There is empirical evidence for drawing this connection. The Times cites the work of Alex Crosby, an epidemiologist at the Centers of Disease Control and Prevention, who has been studying the correlation between the economy and suicide over nearly one hundred years. Crosby notes that the highest recorded rate of suicide was in 1932, the low point in the worst economic collapse in American history. The rate in 1932 was 70 percent higher than it is today. That is not surprising since the Great Depression was much worse and prolonged than the economic crisis of 2008. Moreover, Crosby found “a consistent pattern…when the economy got worse, suicides went up, and when it got better it went down.”

This analysis is good as far as it goes, but there is a missing piece; the way the gains of economic recovery are distributed across the population. The wave of prosperity that followed the Great Depression and World War II was relatively widely shared. The middle class expanded enormously and manual workers were able to have such things as a home and a car, a privilege previously enjoyed only by the middle and upper classes.

The economic gains of more recent decades have not been widely distributed. Indeed, the average income of Americans in real terms today is lower than in 1999. The lion’s share of economic growth has been captured by the wealthy. This was the case before the Great Recession of 2008 and after the start of the weak recovery that followed. It is not surprising therefore that suicide rates have not decreased in the last few years. In fact, the increase accelerated between 2010 and 2014.

Of course, the economy is not the sole determinant of suicide rates. One of the first works of empirical sociology, ‘Suicide’ by the 19th Century French sociologist Emile Durkheim, found that in countries with strong social solidarity suicide was lower than in places that had a more individualistic culture.

The explanation is straightforward. People who can count on strong social bonds to provide emotional and economic support are less likely than isolated individuals to experience the lowest depths of despair. Such people are also less likely to frame their troubles in terms of individual failure and more in relation to broader social and economic forces, an interpretation that spares a part of their self-esteem.

Nothing in Durkheim’s classic analysis of suicide contradicts contemporary analysts’ focus on the economic factor. Solidarity can cushion the worst effects of economic misery on the body and the psyche. But deprivation still extracts a toll. And solidarity is a rare commodity in American society—the word is virtually absent from the common vocabulary—as groundbreaking books from the 1950s (Riesman, ‘The Lonely Crowd’) to the recent past (Putnam, ‘Bowling Alone’) attest.

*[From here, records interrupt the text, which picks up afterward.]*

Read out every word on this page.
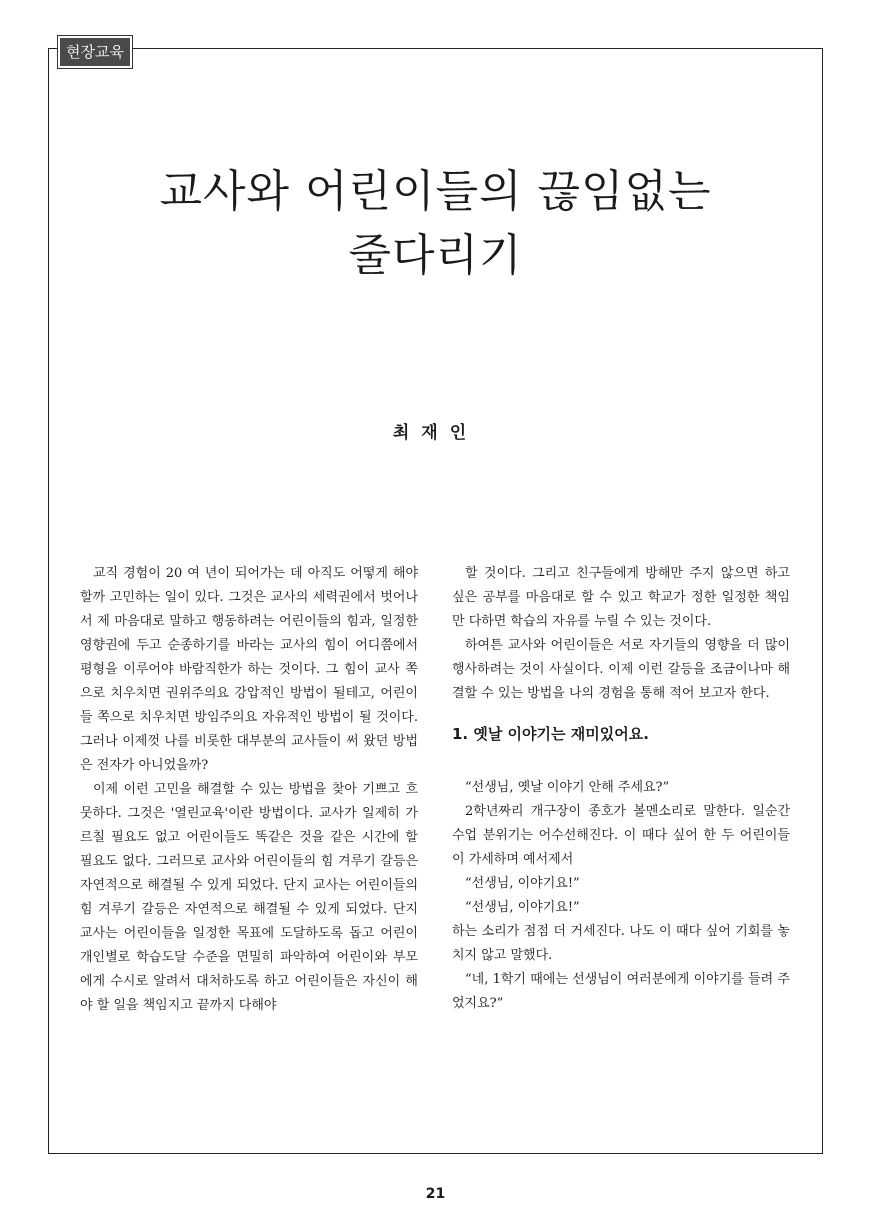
현장교육
교사와 어린이들의 끊임없는
줄다리기
최재인

교직 경험이 20 여 년이 되어가는 데 아직도 어떻게 해야 할까 고민하는 일이 있다. 그것은 교사의 세력권에서 벗어나서 제 마음대로 말하고 행동하려는 어린이들의 힘과, 일정한 영향권에 두고 순종하기를 바라는 교사의 힘이 어디쯤에서 평형을 이루어야 바람직한가 하는 것이다. 그 힘이 교사 쪽으로 치우치면 권위주의요 강압적인 방법이 될테고, 어린이들 쪽으로 치우치면 방임주의요 자유적인 방법이 될 것이다. 그러나 이제껏 나를 비롯한 대부분의 교사들이 써 왔던 방법은 전자가 아니었을까?

이제 이런 고민을 해결할 수 있는 방법을 찾아 기쁘고 흐뭇하다. 그것은 '열린교육'이란 방법이다. 교사가 일제히 가르칠 필요도 없고 어린이들도 똑같은 것을 같은 시간에 할 필요도 없다. 그러므로 교사와 어린이들의 힘 겨루기 갈등은 자연적으로 해결될 수 있게 되었다. 단지 교사는 어린이들의 힘 겨루기 갈등은 자연적으로 해결될 수 있게 되었다. 단지 교사는 어린이들을 일정한 목표에 도달하도록 돕고 어린이 개인별로 학습도달 수준을 면밀히 파악하여 어린이와 부모에게 수시로 알려서 대처하도록 하고 어린이들은 자신이 해야 할 일을 책임지고 끝까지 다해야

할 것이다. 그리고 친구들에게 방해만 주지 않으면 하고 싶은 공부를 마음대로 할 수 있고 학교가 정한 일정한 책임만 다하면 학습의 자유를 누릴 수 있는 것이다.

하여튼 교사와 어린이들은 서로 자기들의 영향을 더 많이 행사하려는 것이 사실이다. 이제 이런 갈등을 조금이나마 해결할 수 있는 방법을 나의 경험을 통해 적어 보고자 한다.

1. 옛날 이야기는 재미있어요.

“선생님, 옛날 이야기 안해 주세요?”

2학년짜리 개구장이 종호가 볼멘소리로 말한다. 일순간 수업 분위기는 어수선해진다. 이 때다 싶어 한 두 어린이들이 가세하며 예서제서

“선생님, 이야기요!”

“선생님, 이야기요!”

하는 소리가 점점 더 거세진다. 나도 이 때다 싶어 기회를 놓치지 않고 말했다.

“네, 1학기 때에는 선생님이 여러분에게 이야기를 들려 주었지요?”

21
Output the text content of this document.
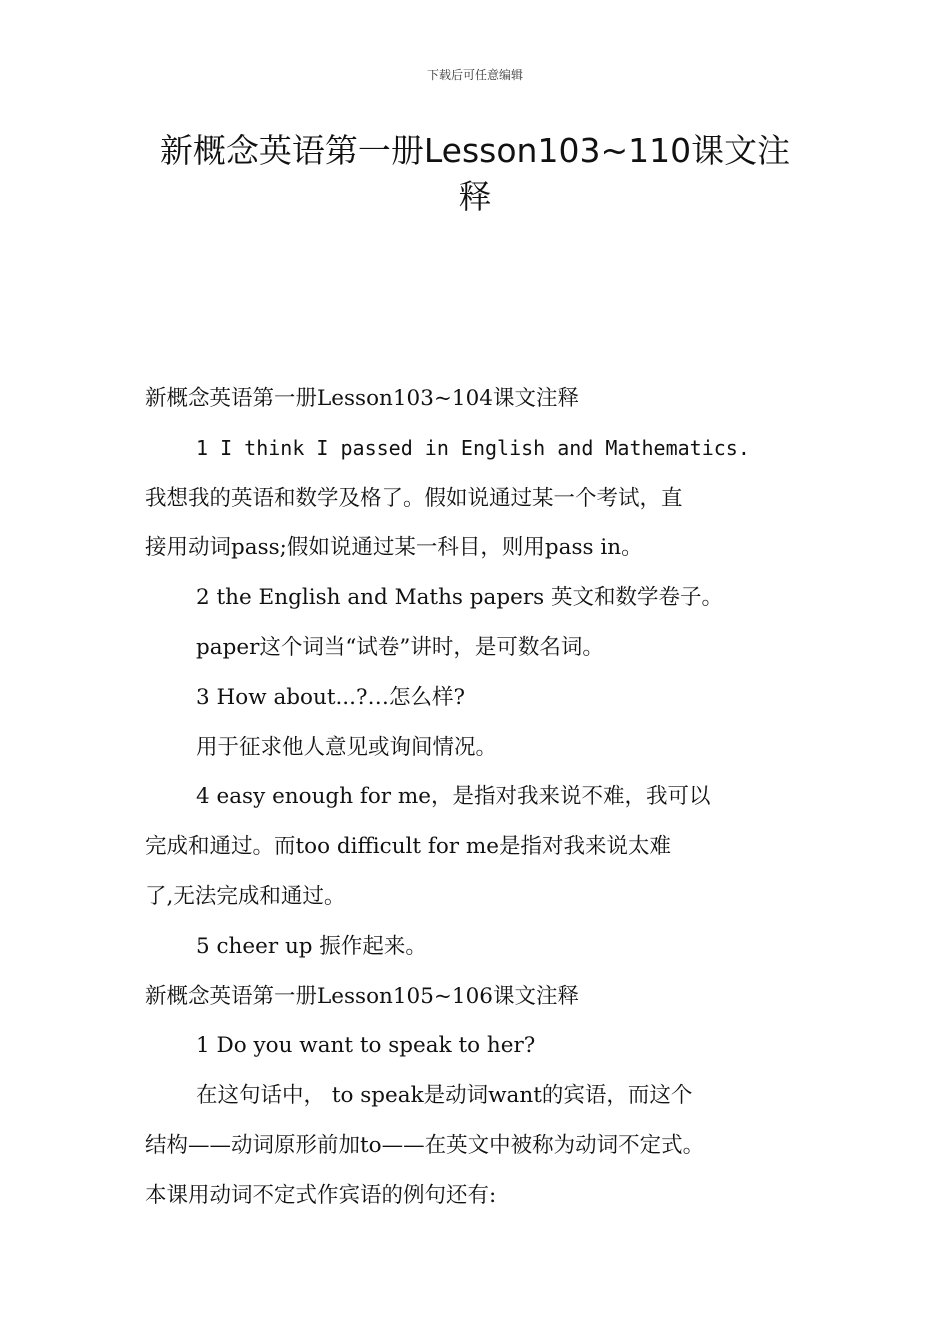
下载后可任意编辑
新概念英语第一册Lesson103~110课文注
释

新概念英语第一册Lesson103~104课文注释

1 I think I passed in English and Mathematics.

我想我的英语和数学及格了。假如说通过某一个考试，直

接用动词pass;假如说通过某一科目，则用pass in。

2 the English and Maths papers 英文和数学卷子。

paper这个词当“试卷”讲时，是可数名词。

3 How about...?…怎么样?

用于征求他人意见或询间情况。

4 easy enough for me，是指对我来说不难，我可以

完成和通过。而too difficult for me是指对我来说太难

了,无法完成和通过。

5 cheer up 振作起来。

新概念英语第一册Lesson105~106课文注释

1 Do you want to speak to her?

在这句话中， to speak是动词want的宾语，而这个

结构——动词原形前加to——在英文中被称为动词不定式。

本课用动词不定式作宾语的例句还有:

Moreover, the dog-eat-dog, neoliberal economy of recent decades has meant that the state has chosen to do nothing—or to do things that make things worse—in the face of the brutal economic shocks and the mind-boggling economic inequality characteristic of American and global capitalism in the present century. The rising tide of self-inflicted death is just so much collateral damage from the economic policy we have been pursuing.

Suicide is hardly the only life or death issue around which the injuries of class become crystal clear. To give just one telling example. The average American man in the top one percent of income can expect to live to 87. A man with an income of $30,000 a year dies on average nine years earlier. Money affects life chances from the cradle to the grave. The irony is that this difference in mortality means that the rich man can collect social security—a program designed to aid people of modest means in their old age—for nine additional years.

Way back in 1972, Richard Sennet and Robet Cobb could write a book titled “The Hidden Injuries of Class.” Today, as the suicide trends show, the injuries of class are hardly hidden. They are open sores, belying all pretensions to an American Dream or to a Great Society.